When everything was done that could be, Miller sent the all clear, relayed through the now-dead ship’s system. The return transport appeared slowly, a dot of light that grew gradually brighter and then spread, the null-g boarding web strung out like scaffolding. At the new ship’s word, Miller’s team turned off their boots and fired simple maneuvering thrusters either from their suits or, if the suits were too old, from shared ablative evacuation shells. Miller watched them drop away.

“Call va and roll, Pampaw,” Diogo said from someplace. Miller wasn’t sure which of them he was at this distance. “This tube don’t sit.”

“I’m not coming,” Miller said.

“Sa que?”

“I decided. I’m staying here.”

There was a moment of silence. Miller had been waiting for this. He had the security codes. If he needed to crawl back into the shell of their old ship and lock the door behind him, he could. But he didn’t want to. He’d prepared his arguments: He would only be going back to Tycho as a political pawn for Fred Johnson’s negotiations; he was tired and old in a way that years didn’t describe; he’d already died on Eros once, and he wanted to be here to finish it.
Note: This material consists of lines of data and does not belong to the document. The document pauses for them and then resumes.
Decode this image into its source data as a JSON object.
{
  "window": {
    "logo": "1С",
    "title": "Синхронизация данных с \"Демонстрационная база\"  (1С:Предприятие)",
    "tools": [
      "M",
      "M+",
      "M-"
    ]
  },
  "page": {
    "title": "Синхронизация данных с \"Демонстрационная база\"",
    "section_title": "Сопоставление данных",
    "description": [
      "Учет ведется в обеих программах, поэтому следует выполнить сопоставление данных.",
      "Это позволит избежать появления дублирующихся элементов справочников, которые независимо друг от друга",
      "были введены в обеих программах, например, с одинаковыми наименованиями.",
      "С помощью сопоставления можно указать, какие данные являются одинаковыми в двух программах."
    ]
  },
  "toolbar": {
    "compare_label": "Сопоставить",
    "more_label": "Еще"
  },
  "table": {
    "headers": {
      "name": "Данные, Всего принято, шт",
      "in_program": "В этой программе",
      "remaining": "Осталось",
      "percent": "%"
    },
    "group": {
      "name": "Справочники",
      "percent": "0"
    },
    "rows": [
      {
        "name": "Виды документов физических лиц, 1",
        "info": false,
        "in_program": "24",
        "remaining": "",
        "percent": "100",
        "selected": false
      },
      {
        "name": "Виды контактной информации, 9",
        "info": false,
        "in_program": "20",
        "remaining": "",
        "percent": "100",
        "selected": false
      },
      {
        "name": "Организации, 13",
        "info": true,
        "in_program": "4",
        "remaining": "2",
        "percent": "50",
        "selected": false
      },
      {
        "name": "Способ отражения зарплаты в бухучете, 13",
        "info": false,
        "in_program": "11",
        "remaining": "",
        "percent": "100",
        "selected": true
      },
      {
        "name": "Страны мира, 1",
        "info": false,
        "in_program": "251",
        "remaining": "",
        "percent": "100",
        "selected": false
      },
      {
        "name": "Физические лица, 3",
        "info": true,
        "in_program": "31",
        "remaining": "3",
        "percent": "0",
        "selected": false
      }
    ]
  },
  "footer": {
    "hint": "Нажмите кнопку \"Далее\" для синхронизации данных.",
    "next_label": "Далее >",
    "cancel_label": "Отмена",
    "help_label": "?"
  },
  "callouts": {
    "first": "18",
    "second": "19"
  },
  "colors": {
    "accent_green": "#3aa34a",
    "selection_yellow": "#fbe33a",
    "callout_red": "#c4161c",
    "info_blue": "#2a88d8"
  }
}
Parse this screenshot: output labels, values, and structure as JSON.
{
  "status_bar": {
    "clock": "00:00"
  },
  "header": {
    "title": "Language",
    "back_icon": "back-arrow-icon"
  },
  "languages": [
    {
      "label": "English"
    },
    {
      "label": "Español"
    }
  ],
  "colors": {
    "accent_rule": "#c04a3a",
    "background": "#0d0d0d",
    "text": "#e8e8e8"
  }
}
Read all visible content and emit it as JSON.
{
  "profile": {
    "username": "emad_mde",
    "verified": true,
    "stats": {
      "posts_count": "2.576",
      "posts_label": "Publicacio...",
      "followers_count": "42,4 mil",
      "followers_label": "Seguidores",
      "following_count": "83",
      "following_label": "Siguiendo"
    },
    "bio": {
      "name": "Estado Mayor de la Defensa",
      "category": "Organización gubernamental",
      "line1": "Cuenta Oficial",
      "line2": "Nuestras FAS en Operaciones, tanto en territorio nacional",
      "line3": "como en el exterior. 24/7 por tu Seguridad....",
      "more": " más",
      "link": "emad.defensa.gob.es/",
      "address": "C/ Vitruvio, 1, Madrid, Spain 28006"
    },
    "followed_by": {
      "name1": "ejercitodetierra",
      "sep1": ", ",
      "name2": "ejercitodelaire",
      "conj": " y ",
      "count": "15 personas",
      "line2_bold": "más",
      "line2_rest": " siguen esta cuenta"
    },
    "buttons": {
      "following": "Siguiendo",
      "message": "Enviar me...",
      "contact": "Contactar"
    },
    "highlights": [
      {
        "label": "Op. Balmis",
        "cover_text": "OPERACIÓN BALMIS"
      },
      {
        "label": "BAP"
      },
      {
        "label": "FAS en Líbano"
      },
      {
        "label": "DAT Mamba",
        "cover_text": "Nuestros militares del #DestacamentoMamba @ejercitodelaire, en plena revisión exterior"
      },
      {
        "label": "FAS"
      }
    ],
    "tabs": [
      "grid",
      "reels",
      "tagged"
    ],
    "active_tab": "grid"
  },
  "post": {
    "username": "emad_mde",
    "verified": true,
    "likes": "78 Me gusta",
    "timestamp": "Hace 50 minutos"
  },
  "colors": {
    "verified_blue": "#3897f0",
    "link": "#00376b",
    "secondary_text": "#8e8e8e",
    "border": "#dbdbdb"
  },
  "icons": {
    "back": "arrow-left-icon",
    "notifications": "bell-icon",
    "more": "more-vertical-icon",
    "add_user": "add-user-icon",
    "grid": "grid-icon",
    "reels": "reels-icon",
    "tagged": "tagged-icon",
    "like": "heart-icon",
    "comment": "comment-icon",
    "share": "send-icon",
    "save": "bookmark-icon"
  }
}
He’d earned that much. Diogo and the others owed it to him.

He waited for the boy to react, to try to talk him out of it.

“All correct, then,” Diogo said. “Buona morte.”

“Buona morte,” Miller said, and shut off his radio. The universe was silent. The stars below him shifted slowly but perceptibly as the station he hung from spun. One of those lights was the Rocinante. Two others were the ships Holden had been sent out to stall. Miller couldn’t pick them out. Julie floated beside him, her dark hair floating in the vacuum, the stars shining through her. She looked peaceful.

If you had it to do again, she said. If you could do it all over from the beginning?

“I wouldn’t,” he said.

He watched the OPA transport ship start up its engines, glowing gold and white, and pull away until it was a star again. A small one. And then lost. Miller turned and considered the dark, empty moonscape and the permanent night.

He just needed to be with her for another few hours, and they would both be safe. They would all be safe. It was enough. Miller found himself smiling and weeping, the tears tracking up from his eyes and into his hair.

It’s going to be fine, Julie said.

“I know,” Miller said.

He stood silently for almost an hour, then turned and made his slow, precarious way back to the sacrificed ship, down the airlock, and into the dim belly. There was enough residual atmosphere that he didn’t need to sleep in his suit. He stripped naked, chose an acceleration couch, and curled up on the hard blue gel. Not twenty meters away, five fusion devices powerful enough to outshine the sun waited for a signal. Above him, everything that had once been human in Eros Station changed and re-formed, pouring from one shape to another like Hieronymus Bosch made real. And still almost a day away, the Nauvoo, the hammer of God, hurtled toward him.